Pietro
Paladini est un quadragénaire heureux. Il gagne plutôt bien sa vie, possède un appartement dans le centre de Milan, une résidence secondaire à la mer ; mais surtout, il est le compagnon comblé de Lara, qu'il doit épouser dans quelques jours et le père de Claudia, dix ans. Ce bel équilibre bascule lorsque Lara meurt brutalement sous le regard impuissant de sa fille. Pietro n'était pas là quand cela s'est passé. Il était avec son frère Carlo à la plage, en train de sauver deux nageuses de la noyade. Enfin, tout devrait basculer. Mais les choses ne se passent pas toujours comme prévu...

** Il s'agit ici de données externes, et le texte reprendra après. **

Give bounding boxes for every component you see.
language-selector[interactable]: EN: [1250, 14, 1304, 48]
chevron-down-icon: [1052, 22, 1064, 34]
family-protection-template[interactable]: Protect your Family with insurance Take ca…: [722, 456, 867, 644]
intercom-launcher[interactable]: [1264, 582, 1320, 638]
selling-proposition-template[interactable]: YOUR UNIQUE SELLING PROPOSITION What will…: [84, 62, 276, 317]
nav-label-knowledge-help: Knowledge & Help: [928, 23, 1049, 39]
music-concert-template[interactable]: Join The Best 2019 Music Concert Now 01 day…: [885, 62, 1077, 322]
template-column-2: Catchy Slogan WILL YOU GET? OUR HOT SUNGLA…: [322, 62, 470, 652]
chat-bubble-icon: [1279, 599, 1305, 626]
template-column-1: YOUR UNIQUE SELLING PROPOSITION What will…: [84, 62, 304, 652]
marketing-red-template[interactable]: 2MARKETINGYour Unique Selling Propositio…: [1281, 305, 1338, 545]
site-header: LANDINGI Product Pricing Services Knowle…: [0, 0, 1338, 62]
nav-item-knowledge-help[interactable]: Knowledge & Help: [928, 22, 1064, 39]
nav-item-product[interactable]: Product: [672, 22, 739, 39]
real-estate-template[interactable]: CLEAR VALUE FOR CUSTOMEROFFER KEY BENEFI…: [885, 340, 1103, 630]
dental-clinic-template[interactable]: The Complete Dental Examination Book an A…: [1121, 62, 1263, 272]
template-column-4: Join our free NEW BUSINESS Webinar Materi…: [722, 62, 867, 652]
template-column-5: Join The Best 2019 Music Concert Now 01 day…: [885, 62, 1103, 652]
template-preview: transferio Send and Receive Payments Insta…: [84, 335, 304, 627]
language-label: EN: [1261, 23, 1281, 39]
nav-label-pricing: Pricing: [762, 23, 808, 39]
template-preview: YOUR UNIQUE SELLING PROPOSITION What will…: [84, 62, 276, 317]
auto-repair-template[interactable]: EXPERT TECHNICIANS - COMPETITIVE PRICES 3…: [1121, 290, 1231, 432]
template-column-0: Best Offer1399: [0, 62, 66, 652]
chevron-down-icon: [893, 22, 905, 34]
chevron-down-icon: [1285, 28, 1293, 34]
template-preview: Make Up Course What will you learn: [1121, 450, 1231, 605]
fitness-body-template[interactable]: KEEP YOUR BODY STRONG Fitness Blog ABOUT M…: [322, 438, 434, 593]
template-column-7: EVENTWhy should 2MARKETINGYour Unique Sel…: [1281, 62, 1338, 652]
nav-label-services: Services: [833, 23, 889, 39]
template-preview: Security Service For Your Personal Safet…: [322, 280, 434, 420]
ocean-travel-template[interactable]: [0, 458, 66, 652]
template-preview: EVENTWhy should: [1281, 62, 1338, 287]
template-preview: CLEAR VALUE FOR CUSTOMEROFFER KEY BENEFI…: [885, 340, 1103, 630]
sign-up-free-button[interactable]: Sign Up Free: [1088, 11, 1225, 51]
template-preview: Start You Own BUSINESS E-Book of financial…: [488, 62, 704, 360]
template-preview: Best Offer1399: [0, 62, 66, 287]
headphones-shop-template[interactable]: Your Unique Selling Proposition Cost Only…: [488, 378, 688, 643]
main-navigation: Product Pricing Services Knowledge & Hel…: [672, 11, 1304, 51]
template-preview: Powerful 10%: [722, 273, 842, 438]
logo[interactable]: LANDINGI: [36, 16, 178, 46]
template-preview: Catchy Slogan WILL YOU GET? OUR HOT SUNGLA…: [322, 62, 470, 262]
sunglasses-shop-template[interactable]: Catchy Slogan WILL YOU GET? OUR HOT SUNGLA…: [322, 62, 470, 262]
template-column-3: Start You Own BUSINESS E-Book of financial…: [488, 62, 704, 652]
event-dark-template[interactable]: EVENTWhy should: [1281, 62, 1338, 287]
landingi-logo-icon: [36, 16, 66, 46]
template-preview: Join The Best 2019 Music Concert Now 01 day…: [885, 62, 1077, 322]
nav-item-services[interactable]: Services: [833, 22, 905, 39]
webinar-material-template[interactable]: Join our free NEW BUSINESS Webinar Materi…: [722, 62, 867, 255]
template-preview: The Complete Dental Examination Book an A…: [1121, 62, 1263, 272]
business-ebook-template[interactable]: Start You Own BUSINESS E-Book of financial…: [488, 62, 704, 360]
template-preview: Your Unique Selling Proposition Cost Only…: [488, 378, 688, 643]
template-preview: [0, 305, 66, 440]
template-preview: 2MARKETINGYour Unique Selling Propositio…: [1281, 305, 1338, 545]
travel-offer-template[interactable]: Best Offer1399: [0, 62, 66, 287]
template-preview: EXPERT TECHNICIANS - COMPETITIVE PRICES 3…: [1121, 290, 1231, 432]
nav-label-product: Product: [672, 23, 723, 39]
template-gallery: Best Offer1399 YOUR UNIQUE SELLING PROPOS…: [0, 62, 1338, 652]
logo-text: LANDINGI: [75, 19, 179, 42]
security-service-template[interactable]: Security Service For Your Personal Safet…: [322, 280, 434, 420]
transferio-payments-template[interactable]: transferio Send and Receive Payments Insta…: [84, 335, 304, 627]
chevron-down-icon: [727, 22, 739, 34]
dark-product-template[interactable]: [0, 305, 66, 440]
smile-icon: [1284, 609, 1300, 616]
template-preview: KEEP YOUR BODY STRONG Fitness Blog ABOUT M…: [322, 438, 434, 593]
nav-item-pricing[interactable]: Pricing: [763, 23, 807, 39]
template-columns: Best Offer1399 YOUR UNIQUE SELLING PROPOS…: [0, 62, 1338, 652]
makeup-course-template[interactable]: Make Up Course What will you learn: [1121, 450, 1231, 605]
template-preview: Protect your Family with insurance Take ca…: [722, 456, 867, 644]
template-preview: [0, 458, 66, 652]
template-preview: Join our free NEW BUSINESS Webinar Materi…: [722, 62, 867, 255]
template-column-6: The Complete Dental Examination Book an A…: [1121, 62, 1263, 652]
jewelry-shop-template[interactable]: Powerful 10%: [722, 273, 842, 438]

Tandis qu'une fusion historique se prépare dans son entreprise, Pietro décide de rester devant l'école de sa fille le jour de la rentrée. de cette manière, il s'extrait de la folie du bureau où tous les salariés s'affolent, "plus ou moins aux aguets, les oreilles dressées, effrayés comme des singes dans la savane". Mais il espère aussi faire plaisir à son enfant, qu'il aime par-dessus tout et dont il redoute le chagrin. Parce que "c'était gentil de dire à Claudia que j'allais rester toute la journée ici, mais le faire réellement, c'est autre chose. de temps en temps, il faut prendre au pied de la lettre ce qu'on dit aux enfants." Et le lendemain, le manège se répète. A côté de l'école, dans sa voiture ou dehors, seul ou accompagné, pour Pietro les jours s'écoulent, les uns après les autres. Sans qu'il ne craque jamais. Il a beau se dire qu'à un moment, forcément, le chagrin va lui tomber dessus, va l'emporter... Mais non, il ne se passe rien. La petite non plus ne parle jamais de sa mère. Ces deux-là sont figés dans un calme chaos. Hébétés, sonnés, mais pas terrassés. En revanche, l'entourage de notre héros va mal. de sa belle-soeur adepte des échecs sentimentaux à répétition (et des grossesses qui vont avec...), à son frère qui sous une apparence des plus lisses se drogue à l'opium, en passant par ses collègues, plus étranges les uns que les autres ; ils vont tous, un à un, se confier à lui. Entrant dans sa voiture comme dans un confessional. Déversant sur celui qui devrait souffrir leurs propre souffrance, leurs échecs, leurs peurs. Pietro devient alors cet Homme des Etreintes. Celui à qui tout le monde parle, pour trouver la force d'affronter sa propre vie. Mais lui ? Que devient-il dans tout cela ? Comment gérer un deuil quand on ne se sent ni fou, ni mal, ni triste ? Débordant seulement - et c'est déjà beaucoup - d'amour pour son enfant ?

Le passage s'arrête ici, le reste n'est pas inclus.